Oh, and I have a tendancy to "babble", so make a cuppa and get comfy before continuing!
So, all was well until 1st week of March. I was at work typing an email. I wasn't stressed or under pressure and the email was nothing out of the ordinary. Then out of nowhere I had the most awful feeling. I can only discribe it as someone taking the "good" emotion out of my head and pouring in a cup of warm "bad" emotion. I felt this sinking feeling drain through my head in a gushing wave. It flushed through me and I just felt awful. I started amost panicing in my head wondering what was about to happen to me. Was I about to die or go mad? Had I just had something go wrong with my brain and so on?
I got up and walked out of the office. walked around the building a little and just felt all wrong. I was light headed and my vision had become a bit odd. I started getting this sense that I can only describe being as if I was watching myself on TV. I had a conversation with someone and it was like I was inside my own body taking part in the conversation but it wasnt me? I know, that's hard to imagine!
So, in the end I went home. Made my excuses from work and just left. I called my wife and told her what had happened. she was worried as her father had an anurysm (sorry, spelling?) a few years back. I called NHS helpline and the people agreed that it was strange what I described and suggested I contacted my GP. So thats what I done.

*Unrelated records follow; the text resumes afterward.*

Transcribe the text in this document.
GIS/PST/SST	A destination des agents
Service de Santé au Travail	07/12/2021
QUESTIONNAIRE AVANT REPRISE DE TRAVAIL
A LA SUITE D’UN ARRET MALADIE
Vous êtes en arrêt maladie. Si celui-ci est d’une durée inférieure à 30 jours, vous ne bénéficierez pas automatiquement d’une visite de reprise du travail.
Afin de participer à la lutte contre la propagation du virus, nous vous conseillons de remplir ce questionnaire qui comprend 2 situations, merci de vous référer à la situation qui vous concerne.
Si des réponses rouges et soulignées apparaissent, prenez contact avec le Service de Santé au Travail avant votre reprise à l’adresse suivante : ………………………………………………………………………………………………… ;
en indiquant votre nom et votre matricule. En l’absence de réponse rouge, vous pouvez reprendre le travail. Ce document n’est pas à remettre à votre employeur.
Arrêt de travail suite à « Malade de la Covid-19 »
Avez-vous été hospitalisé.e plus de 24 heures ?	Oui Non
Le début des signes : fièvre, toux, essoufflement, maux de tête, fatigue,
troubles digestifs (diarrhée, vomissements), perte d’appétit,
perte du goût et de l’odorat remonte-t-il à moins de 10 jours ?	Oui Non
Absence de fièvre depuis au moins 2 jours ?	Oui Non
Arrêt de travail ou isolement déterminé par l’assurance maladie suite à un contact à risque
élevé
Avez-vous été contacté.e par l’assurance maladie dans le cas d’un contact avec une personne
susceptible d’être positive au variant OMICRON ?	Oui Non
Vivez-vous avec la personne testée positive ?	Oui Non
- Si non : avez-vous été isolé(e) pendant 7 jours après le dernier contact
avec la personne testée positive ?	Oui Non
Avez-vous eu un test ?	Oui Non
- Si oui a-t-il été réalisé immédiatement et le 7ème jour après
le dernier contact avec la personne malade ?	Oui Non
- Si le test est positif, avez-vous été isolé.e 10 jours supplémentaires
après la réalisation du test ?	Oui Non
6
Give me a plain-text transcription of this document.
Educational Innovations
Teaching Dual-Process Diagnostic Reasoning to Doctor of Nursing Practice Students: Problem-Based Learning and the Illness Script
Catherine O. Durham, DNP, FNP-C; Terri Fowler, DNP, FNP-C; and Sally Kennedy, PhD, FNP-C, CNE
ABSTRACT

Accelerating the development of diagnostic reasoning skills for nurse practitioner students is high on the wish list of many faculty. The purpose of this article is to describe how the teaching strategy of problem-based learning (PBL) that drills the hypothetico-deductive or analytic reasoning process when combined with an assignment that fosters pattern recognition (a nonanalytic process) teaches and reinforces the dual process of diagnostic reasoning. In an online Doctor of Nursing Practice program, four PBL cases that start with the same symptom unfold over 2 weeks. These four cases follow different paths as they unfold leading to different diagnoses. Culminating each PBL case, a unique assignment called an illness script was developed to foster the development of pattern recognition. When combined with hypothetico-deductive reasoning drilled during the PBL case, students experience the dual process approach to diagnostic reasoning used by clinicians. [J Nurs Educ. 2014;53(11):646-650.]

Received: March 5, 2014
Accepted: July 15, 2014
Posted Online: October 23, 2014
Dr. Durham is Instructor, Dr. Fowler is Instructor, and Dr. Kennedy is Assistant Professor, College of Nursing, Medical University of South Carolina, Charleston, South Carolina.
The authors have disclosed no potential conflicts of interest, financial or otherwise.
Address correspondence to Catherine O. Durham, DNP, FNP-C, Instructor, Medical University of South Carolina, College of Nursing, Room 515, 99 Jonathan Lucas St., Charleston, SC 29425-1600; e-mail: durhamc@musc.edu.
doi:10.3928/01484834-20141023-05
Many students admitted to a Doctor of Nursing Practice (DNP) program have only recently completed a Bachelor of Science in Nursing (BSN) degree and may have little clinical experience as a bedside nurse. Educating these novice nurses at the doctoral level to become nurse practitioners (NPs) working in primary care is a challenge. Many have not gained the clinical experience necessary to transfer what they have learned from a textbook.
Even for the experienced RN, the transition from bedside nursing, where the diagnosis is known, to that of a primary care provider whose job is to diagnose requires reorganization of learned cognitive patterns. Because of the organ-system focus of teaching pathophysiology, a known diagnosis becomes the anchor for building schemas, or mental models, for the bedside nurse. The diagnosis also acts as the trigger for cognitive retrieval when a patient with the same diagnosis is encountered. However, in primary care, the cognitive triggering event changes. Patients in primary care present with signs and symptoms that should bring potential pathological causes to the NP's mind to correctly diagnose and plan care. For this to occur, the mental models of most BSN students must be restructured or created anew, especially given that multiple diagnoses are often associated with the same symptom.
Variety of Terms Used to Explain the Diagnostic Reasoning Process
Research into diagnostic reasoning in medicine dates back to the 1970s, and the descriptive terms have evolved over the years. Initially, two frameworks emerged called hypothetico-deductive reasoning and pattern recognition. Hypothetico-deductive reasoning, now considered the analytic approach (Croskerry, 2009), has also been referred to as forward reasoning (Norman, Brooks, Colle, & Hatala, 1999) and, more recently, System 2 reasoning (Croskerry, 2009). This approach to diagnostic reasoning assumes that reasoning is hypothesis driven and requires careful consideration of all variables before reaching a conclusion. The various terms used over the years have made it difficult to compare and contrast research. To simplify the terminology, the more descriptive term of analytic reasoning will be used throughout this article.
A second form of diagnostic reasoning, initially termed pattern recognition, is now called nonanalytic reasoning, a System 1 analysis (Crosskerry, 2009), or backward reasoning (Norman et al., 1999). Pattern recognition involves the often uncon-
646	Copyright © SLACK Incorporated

As the day went on, I calmed down somewhat. I took the next day off work and me and my wife just spent the day out together with granny at home watching the kids.
I went to the GP and he put it down to stress. Saying I should have time off work or a holiday. Said to come back in 4 weeks if it hadnt subsided.
Initially I thougt it was getting better but then I started getting the old symptoms. I can be fine one second and the woosh, there it is again and I feel like I push myself on this downward spiral. I feel a symptom (is that tingle in my finger part of it? etc) and start thinjking about it and then another symptom comes and then the vision goes.
It's been a relief somewhat reading some of this forum. so many of my symptoms are listed here. Pressure on my head (in particular temples), tinnitus like symptoms, depersonalisation (now thats just so odd/scary - feeling like Im trapped inside my own head), light headedness and dizzy vision (dont know how to explain this one. Static objects in my vision can appear to move). I often have a general "buzz" feeling about me and last but not least the old butterflies in my stomach. they can be there for hours for no reason at all.
Over the last couple of weeks its been on & off. Sometimes hardly noticing it and others its there quite strong. I've cut down on caffiene (maybe 2-3 coffee per day max), hardly drink and dont smoke. I find running helps, I do 3 or so short jogs a week, just 4 mile or so right now, but that seems to help a bit.
One moment I think "thats it its gone" and the next its sweeping over me and I feel I'm about to lose it again.
Ok, bit long winded but I did warn you.